Alice writes value X to a linearizable key-value store and the write completes. She calls Bob and tells him to read the key. Bob issues a read. What does linearizability guarantee?
ANothing — linearizability only applies to operations from the same client
BBob will see value X, because Alice's write completed before Bob's read began, and linearizability ensures reads reflect all prior completed writes
CBob may or may not see X — linearizability only guarantees eventual consistency
DBob will see X only if Alice and Bob contact the same server replica
This is the defining scenario for linearizability. Alice's write completed (in real wall-clock time) before Bob's read began. Linearizability requires that Bob's read must observe Alice's write, because the write's linearization point precedes the start of the read. Sequential consistency would not guarantee this — it only requires some legal ordering, not one that respects actual real-time causality across clients.
Question 2 Multiple Choice
A distributed lock service requires that if client A releases a lock and client B then acquires it, B is guaranteed to see all state written by A before the release. Which consistency model is required?
AEventual consistency — the data will propagate to B eventually
BSequential consistency — any total ordering is sufficient for lock correctness
CLinearizability — real-time ordering must be preserved so B is guaranteed to see A's writes
DCausal consistency — tracking causally related operations is sufficient
Lock release and acquisition are real-time-ordered events from different clients. Linearizability guarantees that B's read after acquiring the lock reflects everything completed before B's operation began. Eventual consistency provides no timing guarantee. Sequential consistency does not require respecting real wall-clock time, so B might read stale data even after properly acquiring the lock. Only linearizability provides the required guarantee.
Question 3 True / False
A linearizable distributed system is expected to use a single physical server to maintain its 'single copy' behavioral guarantee.
TTrue
FFalse
Answer: False
Linearizability is a property of observable behavior, not implementation. Distributed systems achieve linearizability using consensus protocols like Raft or Paxos, which coordinate among multiple physical replicas to ensure every operation appears atomic at a single point in time. The 'single copy' semantics is an illusion maintained by the protocol — the physical implementation always involves multiple nodes.
Question 4 True / False
Sequential consistency and linearizability both produce a total order of operations, so they provide identical guarantees to distributed system clients.
TTrue
FFalse
Answer: False
Both produce a total order, but linearizability adds a critical constraint: that total order must respect real wall-clock time for non-overlapping operations. Sequential consistency only requires that some legal total order exists. The Alice-calls-Bob scenario illustrates the gap: sequential consistency does not guarantee Bob sees Alice's completed write; linearizability does, because it respects the actual real-time ordering.
Question 5 Short Answer
Why does achieving linearizability in a distributed system require consensus protocols like Paxos or Raft, and what does this cost?

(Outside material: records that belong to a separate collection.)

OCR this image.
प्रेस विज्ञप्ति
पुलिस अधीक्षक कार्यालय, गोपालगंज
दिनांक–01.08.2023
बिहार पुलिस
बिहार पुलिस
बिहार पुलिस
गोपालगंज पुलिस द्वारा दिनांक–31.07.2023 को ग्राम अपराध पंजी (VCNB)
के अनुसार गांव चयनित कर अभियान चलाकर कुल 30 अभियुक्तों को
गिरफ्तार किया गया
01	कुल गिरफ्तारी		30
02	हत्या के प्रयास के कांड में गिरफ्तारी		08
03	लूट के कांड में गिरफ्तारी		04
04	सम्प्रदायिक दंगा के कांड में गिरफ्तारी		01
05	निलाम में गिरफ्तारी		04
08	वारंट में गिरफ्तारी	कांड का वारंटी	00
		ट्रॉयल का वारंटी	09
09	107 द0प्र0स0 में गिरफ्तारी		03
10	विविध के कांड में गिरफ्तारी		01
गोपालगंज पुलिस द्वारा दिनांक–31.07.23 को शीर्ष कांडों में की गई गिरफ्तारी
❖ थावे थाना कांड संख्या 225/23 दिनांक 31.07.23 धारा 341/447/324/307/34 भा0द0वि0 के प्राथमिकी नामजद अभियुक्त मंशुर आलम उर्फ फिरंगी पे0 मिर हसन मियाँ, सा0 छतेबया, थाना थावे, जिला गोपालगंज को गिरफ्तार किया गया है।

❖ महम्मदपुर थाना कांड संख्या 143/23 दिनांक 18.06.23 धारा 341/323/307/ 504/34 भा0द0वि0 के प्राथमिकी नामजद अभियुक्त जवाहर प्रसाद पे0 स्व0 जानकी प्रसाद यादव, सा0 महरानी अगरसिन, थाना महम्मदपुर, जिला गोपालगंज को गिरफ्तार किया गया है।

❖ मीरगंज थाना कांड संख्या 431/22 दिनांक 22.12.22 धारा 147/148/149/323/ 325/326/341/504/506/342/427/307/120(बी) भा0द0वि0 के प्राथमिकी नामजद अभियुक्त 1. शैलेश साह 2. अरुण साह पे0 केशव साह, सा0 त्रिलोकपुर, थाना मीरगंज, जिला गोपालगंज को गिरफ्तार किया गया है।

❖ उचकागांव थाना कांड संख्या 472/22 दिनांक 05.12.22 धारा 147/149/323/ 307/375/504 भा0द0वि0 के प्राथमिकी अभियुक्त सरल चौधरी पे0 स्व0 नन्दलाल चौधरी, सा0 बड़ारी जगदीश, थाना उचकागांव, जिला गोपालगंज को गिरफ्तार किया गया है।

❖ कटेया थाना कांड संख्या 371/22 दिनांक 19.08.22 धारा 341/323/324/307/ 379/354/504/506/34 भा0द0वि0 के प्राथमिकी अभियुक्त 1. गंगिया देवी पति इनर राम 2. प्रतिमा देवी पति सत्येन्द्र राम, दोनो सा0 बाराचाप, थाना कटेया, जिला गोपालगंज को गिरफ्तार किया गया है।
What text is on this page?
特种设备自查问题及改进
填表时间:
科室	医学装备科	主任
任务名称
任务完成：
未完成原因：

Think about your answer, then reveal below.
Model answer: To ensure every operation appears atomic at a single point in time across all replicas, replicas must agree on a total order of operations — which requires consensus. Consensus requires multiple network round-trips between replicas, adding latency. More critically, the CAP theorem forces a tradeoff: during a network partition, a linearizable system must refuse requests from the isolated partition (sacrificing availability) to preserve consistency.
Every write must be confirmed by a quorum of replicas before being considered complete. This eliminates stale reads but means any replica outage or network partition can cause writes to stall. Systems like ZooKeeper and etcd accept this tradeoff for coordination tasks where correctness is paramount; they sacrifice availability to preserve linearizable semantics.